Caged Animals: Girls On Medication
“Girl on medication, oh girl of my dream” from out of a cloud of mystical fuzz and feedback, and a sweet guitar riff worthy of classic shoegaze status (akin to a mix of My Bloody Valentine and The Lemonheads at their peak) comes this lyrical paean to the universe of imperfect, weird love songs, so seldom prominent in pop culture. It’s an opening salvo in the UK from Vincent Cacchione (aka Caged Animals), and a sampler for his forthcoming debut UK release, ‘Eat Their Own’ (Lucky Number), which comes off the back of a sold-out, self- -titled cassette release via Healing Light in 2010.
Cacchione, emerged from Hawthorne, New Jersey in 1983 at the same time that fellow resident, Deborah Harry, was moving from Blondie’s disco-influenced post-punk into a new wave of future apocalyptic celluloid via the film ‘Videodrome.’ In the words of Cacchione, ‘Girls On Medication’ offers a similarly foreboding melodrama, of a high-school boy and the pill-popping, clinically depressed girl he loves. She’s not your regular prom-girl, and this is not your regular sing-along, but singing along you will be.

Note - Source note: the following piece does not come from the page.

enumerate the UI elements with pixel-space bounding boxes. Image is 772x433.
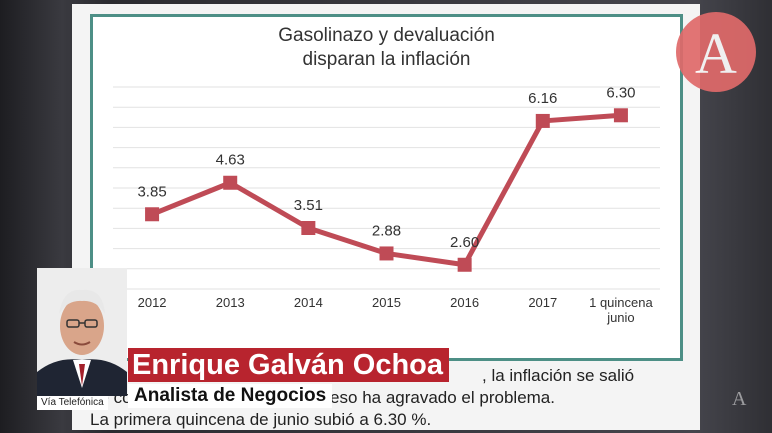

‘Girls On Medication’ captures Cacchione, known previously for his thematic and literate work with Soft Black – 2007’s ‘Blue Gold’, a sombre account of his father’s twilight years, and 2009’s ‘The Earth Is Black’, a concept record based around a series of nightmares – in a light-hearted mood. Free association runs rampant, as does a sense of sound and melody coming together spontaneously. The live show translates as a family affair with Cacchione’s gorgeous French-Canadian partner, Magali Charron, adding dynamic as backing chanteuse with extra-ethereal musicality; Vin’s sister, Talya, plays warm bass notes like a cocktail of one part James Jamerson with two parts Kim Deal, and childhood companion, Patrick Curry concocts complementary beats.
B-side, ‘Transparent Castle’, is the result of Cacchione’s first experiments with an 808, remodelling doo-wop so that spooky, cavernously echoed Spector-like lead vocals become swathed in weirdly tuned backing harmonies of the Burial generation. It’s another potently original blend of dreams.
Drawing on influences that range from the ultra-modern to the ultra-passé, Caged Animals comes on like the last blip and squeak of a world gone wrong. Cut-up images, stream of conscious freak-outs, and a hyperactive attention to texture, colour the forthcoming album with a psychedelic but totally dance-able timbre.
To quote the artist, “I’m just gonna stand near you for a while, and smile…”, it’s a mood that he continues to inspire.